I'm going to be honest, even though this point you're making, about the importance of editing and of prioritising the important scenes and of understanding the script, is obvious once you explain it, I don't think I was explicitly cognisant of it beforehand, and that may be the case for a lot of other people.
It's a great point -- but I'm not sure it implies to MoS.
Regardless of whether or not Snyder understood the story, it's not clear that the story was that dynamic that it would have benefited from a higher talent "understanding" it. I still think the script is subpar. I think if it weren't for Snyder elevating this weak script with good casting, acting, visuals, use of sound, sense of epicness, et cetera this movie might have scored 25% on RT, like Green Lantern did where the direction was as bad as the screenplay. If you go back to the reviews, nearly everything people liked about MoS is independent of the script, the only exception were that Clark's last words to Pa Kent before his death were "you're not my real dad".
I read your posts as suggesting that if Snyder was better at storytelling he would have better understood the strength in Goyer's script and polished it better. I'm more inclined to think that if Snyder was better at storytelling he would have lobbied for a page-one rewrite, assuming that he was allowed to do so.
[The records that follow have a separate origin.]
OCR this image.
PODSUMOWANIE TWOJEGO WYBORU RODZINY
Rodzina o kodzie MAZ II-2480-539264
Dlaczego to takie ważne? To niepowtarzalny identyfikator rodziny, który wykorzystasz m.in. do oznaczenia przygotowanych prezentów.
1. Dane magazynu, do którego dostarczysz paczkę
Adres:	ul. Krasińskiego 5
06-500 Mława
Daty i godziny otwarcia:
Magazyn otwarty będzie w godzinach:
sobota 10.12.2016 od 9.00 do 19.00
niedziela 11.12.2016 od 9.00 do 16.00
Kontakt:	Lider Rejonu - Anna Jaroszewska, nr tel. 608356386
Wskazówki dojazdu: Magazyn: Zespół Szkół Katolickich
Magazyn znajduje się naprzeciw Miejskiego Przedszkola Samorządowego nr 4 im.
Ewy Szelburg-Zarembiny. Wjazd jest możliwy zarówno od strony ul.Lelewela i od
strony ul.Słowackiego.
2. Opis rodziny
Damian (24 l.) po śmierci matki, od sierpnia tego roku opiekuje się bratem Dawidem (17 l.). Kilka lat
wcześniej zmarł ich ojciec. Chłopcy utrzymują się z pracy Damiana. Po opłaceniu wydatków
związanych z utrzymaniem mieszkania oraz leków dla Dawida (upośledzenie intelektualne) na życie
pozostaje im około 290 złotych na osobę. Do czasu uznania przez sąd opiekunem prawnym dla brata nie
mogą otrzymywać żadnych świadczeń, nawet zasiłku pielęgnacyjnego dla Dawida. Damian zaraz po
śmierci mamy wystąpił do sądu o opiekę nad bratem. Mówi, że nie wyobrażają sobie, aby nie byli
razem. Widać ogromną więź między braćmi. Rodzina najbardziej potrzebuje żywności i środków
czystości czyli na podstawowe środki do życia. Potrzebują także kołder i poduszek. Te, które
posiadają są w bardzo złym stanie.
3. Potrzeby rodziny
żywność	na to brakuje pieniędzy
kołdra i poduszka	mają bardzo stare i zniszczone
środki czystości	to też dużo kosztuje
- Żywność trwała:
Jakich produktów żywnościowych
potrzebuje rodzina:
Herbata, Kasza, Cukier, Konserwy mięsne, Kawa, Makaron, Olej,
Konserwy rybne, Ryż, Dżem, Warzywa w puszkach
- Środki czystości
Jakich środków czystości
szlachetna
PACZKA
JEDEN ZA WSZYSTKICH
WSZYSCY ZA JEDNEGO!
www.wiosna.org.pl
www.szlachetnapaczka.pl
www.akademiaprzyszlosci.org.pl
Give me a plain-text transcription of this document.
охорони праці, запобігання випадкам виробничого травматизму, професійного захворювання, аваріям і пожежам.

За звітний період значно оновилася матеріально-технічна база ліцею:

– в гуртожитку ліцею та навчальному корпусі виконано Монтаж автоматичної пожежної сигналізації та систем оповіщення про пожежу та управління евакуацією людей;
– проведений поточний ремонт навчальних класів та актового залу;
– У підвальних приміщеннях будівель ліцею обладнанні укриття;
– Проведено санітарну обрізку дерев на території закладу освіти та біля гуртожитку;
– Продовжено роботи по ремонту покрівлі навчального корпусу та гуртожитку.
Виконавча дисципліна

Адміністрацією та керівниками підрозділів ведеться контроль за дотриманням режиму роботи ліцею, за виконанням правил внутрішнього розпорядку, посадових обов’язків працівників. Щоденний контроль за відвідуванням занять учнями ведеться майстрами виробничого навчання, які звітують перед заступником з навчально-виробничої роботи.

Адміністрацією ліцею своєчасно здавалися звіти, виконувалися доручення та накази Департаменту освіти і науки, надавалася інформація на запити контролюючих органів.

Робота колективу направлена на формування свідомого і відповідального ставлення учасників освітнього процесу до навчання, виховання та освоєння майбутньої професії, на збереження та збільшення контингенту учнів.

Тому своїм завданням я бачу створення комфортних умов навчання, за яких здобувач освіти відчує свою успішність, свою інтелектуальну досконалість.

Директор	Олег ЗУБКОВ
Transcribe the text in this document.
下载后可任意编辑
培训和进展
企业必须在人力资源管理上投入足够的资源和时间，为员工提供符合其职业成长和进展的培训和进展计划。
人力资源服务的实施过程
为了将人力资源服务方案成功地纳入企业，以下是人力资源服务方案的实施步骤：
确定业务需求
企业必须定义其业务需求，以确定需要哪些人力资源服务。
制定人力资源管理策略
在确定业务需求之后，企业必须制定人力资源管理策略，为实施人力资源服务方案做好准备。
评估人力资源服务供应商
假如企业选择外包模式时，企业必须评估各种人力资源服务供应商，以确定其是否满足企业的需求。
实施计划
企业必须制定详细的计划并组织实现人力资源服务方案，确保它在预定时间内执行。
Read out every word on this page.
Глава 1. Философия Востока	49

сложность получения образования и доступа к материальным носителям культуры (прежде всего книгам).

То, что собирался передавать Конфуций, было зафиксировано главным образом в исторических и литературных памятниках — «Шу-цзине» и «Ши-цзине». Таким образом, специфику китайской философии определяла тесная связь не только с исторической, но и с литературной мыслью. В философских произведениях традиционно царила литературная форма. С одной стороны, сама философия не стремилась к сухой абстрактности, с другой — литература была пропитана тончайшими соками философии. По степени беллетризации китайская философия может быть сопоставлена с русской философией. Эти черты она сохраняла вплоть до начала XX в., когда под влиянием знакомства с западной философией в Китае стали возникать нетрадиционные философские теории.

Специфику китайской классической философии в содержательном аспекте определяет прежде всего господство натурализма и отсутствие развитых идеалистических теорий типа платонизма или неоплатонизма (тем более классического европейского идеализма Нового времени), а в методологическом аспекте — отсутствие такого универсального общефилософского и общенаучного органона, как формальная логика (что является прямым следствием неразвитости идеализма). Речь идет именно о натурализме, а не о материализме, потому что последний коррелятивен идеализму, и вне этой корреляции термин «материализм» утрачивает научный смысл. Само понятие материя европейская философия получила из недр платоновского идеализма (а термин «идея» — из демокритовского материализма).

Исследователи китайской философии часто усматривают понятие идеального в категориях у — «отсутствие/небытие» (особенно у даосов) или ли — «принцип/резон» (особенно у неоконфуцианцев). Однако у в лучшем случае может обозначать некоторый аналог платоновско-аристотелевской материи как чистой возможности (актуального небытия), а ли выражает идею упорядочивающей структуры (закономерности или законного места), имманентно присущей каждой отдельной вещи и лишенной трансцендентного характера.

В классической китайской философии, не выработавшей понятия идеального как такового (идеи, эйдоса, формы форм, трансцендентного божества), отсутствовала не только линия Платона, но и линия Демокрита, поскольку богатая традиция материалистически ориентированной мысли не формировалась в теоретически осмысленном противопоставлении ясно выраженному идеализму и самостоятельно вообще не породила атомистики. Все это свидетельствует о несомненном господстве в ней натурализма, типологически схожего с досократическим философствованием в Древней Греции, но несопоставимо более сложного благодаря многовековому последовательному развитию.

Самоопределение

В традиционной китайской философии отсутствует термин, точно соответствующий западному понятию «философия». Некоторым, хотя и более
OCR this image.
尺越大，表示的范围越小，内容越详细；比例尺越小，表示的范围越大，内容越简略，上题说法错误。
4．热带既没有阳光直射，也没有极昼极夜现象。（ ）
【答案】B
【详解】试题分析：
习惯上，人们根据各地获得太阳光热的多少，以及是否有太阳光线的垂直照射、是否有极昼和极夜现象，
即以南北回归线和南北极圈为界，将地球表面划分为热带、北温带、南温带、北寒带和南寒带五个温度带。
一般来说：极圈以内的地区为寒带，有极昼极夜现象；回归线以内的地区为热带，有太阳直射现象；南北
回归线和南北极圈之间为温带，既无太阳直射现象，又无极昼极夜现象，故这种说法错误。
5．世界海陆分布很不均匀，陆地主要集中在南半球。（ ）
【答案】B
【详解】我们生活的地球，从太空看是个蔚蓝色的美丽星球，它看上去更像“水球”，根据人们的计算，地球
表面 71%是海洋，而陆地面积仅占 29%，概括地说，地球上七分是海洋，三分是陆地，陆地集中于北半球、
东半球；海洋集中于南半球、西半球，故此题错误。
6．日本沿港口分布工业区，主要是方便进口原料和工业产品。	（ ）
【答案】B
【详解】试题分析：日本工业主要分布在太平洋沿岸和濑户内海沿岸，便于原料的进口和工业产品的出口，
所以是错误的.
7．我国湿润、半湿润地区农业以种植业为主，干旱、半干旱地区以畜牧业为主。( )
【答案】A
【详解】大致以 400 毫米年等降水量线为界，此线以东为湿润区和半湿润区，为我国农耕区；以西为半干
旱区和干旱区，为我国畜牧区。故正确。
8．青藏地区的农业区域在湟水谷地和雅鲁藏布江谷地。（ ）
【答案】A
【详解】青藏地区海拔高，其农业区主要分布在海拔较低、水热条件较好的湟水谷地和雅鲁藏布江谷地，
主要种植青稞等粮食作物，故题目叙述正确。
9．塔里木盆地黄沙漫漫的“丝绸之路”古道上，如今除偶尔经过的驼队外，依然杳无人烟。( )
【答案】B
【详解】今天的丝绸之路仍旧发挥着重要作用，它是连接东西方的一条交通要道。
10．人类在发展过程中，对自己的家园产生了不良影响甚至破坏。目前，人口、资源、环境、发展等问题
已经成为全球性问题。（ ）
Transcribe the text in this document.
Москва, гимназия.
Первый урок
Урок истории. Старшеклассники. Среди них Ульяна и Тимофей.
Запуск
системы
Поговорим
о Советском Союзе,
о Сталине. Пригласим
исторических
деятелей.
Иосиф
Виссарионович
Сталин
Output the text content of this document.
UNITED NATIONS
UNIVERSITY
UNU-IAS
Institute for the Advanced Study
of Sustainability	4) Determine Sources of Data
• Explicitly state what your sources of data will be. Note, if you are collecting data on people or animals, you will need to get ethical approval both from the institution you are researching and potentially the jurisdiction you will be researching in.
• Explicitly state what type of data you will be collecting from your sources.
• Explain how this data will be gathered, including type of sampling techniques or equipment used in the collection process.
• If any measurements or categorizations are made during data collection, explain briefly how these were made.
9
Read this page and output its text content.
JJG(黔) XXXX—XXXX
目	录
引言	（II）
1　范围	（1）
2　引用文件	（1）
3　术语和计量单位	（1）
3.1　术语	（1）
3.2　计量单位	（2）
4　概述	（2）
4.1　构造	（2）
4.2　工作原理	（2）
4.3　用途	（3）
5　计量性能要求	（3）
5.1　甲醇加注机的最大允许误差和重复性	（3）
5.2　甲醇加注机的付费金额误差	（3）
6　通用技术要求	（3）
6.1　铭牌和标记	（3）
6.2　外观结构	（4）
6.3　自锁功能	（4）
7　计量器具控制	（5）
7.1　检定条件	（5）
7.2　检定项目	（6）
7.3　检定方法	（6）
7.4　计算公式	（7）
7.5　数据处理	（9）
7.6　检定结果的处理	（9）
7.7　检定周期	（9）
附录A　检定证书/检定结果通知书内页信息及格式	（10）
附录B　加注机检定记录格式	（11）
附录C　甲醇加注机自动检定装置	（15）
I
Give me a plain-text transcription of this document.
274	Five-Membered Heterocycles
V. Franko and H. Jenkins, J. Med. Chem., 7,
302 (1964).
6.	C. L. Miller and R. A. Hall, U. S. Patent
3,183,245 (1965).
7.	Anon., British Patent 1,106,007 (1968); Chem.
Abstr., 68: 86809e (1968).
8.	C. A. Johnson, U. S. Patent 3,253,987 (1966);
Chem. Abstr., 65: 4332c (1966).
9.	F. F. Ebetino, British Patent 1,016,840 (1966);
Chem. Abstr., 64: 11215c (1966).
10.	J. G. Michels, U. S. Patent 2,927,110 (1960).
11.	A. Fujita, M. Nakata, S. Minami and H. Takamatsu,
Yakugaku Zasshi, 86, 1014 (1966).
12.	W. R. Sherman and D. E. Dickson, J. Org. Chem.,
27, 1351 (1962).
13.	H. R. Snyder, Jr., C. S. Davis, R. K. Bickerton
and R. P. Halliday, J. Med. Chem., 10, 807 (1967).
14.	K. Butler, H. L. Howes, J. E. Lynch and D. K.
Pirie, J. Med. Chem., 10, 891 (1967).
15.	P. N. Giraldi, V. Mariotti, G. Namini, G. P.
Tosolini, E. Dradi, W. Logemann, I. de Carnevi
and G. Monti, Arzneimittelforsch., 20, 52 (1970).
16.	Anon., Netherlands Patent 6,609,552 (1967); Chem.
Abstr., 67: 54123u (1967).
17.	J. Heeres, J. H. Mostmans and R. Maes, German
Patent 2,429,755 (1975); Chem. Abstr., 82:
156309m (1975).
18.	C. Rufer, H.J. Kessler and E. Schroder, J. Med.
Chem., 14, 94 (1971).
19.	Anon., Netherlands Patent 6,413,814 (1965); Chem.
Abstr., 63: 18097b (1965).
The story we saw on screen is one where Clark never speaks in sentences longer than 4 or 5 words and barely says much at all, one where he's mostly reacting to what other people are doing/saying rather than being the source of agency himself. It's one where Jor-El tasks Clark with the mission of bringing back Krypton one day, but Clark ends up frying all the innocent embryos with heat vision. The whole codex plot point really doesn't make much sense at all, quite frankly, it's a less functional McGuffin than even the one in GoTG or in TDKR, and that's on Goyer.